One thing they did was arm twist him into announcing that cabbies would be required to wear uniforms. The New York Daily News even sponsored a contest to choose the uniforms' design. A ridiculous non starter.
A bit later Gerald Cunningham, immortalized in the television sitcom Taxi moved his operation from the West Village to the South Bronx. There was a flurry of interest centered on the question of taxi service on the "Boogie Down" as the borough has been nick named.

Cunningham, ever the comedian, announced that he was recruiting Dubliners to drive his taxis, thereby bringing in an English speaking cohort made up of men who did not have preconceived notions about the borough's reputedly dangerous streets.

Former mayor Bloomberg periodically announced non starting hare brained ride share schemes.

All of these schemes enjoyed brief moments of being taken seriously by  the machers, movers and shakers of our town.

So, I grinned when I saw a front page feature in today's am NEWYORK hand out newspaper.

HAILING HEROES Vets set to get jobs as NYC taxi drivers thanks to new program

You see, Iraq and Afghanistan veterans are being recruited to drive yellow taxis. For the past 35 years or so it's been a rare event to hail a yellow cab that's piloted by an American, as most Americans, like most Dubliners, will not contemplate the combination of danger, low income, long hours and low status that come with a New York hack. license.

The featured veteran in the article, Peter Lloyd, is a native of Moscow. In the body of the article it's admitted that all of two applications are currently being processed under the program.

Saturday, February 14, 2015

About Venezuela

I just got back to New York from a three month long visit to Venezuela.
Quite a bit has been happening there since then. When I was there President Maduro was urging the population to have his back in the economic war being waged by the old racist and unpatriotic oligarchy.

I saw armed soldiers patrol inside and outside supermarkets. The government, through actions of the army, (FANB) along with militia and activists, had seized  warehouses. as well as a supermarket chain and a nationwide chain of drugstores.

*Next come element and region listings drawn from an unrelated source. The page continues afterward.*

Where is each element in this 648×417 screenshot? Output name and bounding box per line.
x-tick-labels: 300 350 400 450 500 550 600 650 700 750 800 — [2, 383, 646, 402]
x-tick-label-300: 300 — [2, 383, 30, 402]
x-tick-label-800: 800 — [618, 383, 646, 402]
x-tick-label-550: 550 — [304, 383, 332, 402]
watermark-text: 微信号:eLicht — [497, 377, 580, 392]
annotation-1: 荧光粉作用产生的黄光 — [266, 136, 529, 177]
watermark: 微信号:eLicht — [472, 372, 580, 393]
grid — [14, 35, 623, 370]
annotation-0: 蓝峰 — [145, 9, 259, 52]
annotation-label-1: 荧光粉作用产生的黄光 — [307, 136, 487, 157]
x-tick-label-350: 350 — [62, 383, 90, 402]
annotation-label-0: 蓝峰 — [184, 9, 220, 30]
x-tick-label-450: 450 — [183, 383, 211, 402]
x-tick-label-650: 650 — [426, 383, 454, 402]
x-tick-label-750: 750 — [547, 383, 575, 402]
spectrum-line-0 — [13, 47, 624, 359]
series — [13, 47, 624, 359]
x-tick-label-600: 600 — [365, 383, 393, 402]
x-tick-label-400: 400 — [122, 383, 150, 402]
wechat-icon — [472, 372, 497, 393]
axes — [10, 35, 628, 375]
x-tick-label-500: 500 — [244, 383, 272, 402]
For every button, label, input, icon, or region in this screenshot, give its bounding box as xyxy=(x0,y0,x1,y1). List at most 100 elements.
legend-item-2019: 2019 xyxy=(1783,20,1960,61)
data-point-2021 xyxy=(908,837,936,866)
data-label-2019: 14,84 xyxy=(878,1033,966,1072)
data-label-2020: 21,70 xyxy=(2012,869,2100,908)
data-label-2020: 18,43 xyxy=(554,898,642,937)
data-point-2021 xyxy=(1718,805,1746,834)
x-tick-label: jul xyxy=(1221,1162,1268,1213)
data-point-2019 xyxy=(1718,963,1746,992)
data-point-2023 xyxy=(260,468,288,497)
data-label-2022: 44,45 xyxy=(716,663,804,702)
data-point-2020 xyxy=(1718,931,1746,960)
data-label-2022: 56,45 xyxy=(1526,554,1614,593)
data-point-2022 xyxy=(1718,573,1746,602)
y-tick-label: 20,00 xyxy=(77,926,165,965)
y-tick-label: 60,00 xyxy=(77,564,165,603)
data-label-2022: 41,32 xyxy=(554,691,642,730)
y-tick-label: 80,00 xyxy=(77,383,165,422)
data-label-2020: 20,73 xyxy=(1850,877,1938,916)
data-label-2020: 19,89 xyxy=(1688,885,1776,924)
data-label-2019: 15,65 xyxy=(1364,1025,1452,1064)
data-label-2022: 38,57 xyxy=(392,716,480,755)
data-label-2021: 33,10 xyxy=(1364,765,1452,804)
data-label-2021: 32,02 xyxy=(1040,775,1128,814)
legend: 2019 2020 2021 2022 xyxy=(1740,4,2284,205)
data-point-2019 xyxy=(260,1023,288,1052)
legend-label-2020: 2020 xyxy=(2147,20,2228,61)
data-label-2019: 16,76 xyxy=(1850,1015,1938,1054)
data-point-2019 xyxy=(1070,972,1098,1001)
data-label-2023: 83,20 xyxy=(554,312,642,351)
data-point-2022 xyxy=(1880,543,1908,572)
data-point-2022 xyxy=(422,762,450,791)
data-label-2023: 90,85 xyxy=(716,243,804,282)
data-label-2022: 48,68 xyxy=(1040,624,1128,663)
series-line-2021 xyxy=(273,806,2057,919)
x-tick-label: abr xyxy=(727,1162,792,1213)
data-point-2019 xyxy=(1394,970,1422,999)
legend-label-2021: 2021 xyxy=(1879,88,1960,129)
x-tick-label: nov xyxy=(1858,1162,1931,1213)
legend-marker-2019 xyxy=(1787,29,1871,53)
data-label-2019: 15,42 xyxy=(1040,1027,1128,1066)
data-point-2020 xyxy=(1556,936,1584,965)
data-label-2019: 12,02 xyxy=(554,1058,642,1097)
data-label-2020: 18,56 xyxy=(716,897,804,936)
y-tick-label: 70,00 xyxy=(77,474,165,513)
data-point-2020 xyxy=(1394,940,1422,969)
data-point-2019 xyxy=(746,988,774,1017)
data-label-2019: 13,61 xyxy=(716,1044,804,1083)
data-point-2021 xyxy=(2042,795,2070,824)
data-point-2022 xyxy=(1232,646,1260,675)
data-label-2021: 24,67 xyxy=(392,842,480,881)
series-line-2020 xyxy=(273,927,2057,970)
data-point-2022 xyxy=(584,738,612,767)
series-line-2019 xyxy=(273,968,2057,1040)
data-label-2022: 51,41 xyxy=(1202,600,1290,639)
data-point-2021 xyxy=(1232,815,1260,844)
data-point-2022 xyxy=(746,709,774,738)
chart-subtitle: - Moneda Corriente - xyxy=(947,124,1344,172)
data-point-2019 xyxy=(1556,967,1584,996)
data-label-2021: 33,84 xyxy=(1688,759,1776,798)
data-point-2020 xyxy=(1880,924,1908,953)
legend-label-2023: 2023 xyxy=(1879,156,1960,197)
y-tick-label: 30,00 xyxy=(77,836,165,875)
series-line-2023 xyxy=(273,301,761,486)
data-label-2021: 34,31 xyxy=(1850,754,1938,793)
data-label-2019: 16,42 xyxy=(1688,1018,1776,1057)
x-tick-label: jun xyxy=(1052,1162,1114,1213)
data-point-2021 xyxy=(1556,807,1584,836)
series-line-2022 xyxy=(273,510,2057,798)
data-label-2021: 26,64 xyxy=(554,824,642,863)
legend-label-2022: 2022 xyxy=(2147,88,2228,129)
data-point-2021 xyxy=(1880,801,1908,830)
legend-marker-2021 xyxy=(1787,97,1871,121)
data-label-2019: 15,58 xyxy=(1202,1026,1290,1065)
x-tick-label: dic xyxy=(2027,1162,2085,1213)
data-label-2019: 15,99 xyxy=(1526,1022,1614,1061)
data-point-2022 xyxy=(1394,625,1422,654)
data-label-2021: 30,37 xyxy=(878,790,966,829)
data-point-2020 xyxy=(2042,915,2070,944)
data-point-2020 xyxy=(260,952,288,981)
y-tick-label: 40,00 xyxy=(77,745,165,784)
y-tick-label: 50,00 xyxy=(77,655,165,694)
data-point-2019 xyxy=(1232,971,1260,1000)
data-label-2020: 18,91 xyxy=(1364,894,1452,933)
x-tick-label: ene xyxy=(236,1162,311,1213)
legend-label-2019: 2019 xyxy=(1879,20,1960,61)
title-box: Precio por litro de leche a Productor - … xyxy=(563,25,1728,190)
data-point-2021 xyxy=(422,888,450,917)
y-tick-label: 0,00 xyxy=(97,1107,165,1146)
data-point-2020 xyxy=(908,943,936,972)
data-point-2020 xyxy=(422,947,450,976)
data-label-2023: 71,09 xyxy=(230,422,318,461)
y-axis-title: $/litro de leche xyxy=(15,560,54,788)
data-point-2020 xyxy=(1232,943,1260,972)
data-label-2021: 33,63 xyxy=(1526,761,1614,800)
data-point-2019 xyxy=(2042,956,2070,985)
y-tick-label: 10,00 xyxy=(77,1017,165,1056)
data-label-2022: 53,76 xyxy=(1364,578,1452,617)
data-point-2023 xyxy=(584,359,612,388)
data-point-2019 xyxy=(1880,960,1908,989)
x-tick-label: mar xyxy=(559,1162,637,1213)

President Maduro was seen on national television marching in a militia parade that was led by an old woman on horseback and waving a rifle. (I searched YouTube for the video but I had no luck).

Yesterday President Maduro announced that security service had thwarted a US backed plot to assassinate him and overthrow the government.

A couple of days ago opposition fringe elements tried and failed to revive the violent guarimba movement of a year ago that saw 43 dead including nine National Guard members. The guarimbaists had infamously decapitated a motorcycle taxi driver by stretching a wire across a street at neck level. 

Meanwhile, as though to debunk false allegations that Venezuelans suffer under a dictatorship that denies the right to free speech a Venezuelan blogger at Caracas Chronicles  and going by the name Juan Cristobal Nagel  inched very close to asking the United States, aka "the international community".to intervene and overthrow the duly elected President of his supposed country.